Articles & stories New Government Gives Sri Lanka a Fresh Start
Almost three decades of civil war and years of misrule, meant that “Sri Lanka missed the opportunity to be to India what Hong Kong is to China,” he said in his keynote address.
The election of a new government in January with a clear commitment to “eradicate corruption, improve transparency and instil the rule of law” has set the country on a confident path towards more widely-shared prosperity, he added.
Karunanayake forecasts GDP growth this year of 7-7.5 percent driven by core industrial sectors, such as tourism, agriculture and petroleum. However, they need substantial investment to enable Sri Lanka to catch up with regional rivals. He also identified logistics, infrastructure and housing as sectors that need to be boosted.
His government intends to revise investment rules to attract overseas flows and it will continue to cement trading relationships with other nations. Sri Lanka has already signed Free Trade Agreements (FTA) with India and Pakistan, and hopes to link FTAs with China and the U.S.

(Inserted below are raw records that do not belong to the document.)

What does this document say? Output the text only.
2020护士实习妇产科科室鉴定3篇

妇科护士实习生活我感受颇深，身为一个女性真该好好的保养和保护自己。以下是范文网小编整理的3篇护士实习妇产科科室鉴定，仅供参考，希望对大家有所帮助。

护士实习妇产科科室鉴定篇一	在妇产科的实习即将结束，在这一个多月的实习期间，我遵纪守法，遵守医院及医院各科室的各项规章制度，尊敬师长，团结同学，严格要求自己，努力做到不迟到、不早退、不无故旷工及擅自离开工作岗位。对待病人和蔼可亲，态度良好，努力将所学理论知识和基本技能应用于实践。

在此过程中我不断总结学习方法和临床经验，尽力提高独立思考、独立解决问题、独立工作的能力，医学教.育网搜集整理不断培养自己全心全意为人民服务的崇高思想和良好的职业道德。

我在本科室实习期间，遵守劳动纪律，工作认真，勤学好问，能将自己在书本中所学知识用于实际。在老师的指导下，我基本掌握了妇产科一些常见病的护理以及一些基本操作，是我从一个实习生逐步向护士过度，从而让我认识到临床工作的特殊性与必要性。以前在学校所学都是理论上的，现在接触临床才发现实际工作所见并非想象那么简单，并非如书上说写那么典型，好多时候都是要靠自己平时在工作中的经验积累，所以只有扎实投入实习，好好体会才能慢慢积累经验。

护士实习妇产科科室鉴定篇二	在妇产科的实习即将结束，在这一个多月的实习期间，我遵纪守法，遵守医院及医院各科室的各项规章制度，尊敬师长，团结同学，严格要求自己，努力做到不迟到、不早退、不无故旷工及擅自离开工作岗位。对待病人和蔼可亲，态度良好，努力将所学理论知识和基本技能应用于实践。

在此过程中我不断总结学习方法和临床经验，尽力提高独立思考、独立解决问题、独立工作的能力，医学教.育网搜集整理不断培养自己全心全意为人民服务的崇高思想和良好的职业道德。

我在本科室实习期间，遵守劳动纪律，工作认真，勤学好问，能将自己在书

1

“Little Sri Lanka needs help to meet its people’s expectations and become the pearl of the Indian Ocean,” said Karunanayake.
The government needs to balance fiscal discipline with its mandate to raise the population’s standard of living. One of its first acts during its 64 days in power was to impose a one-off tax on the richest one percent to help redistribute wealth and shore up its finances.
Karunanayake acknowledged that the external account is a problem. Almost 50 percent of the country’s public borrowing is denominated in foreign currencies so he favors a stronger rupee to reduce debt servicing costs. However, a higher currency penalizes exporters.
The solution, he said, is to ease barriers of entry for foreign investment which would raise skill levels and efficiency.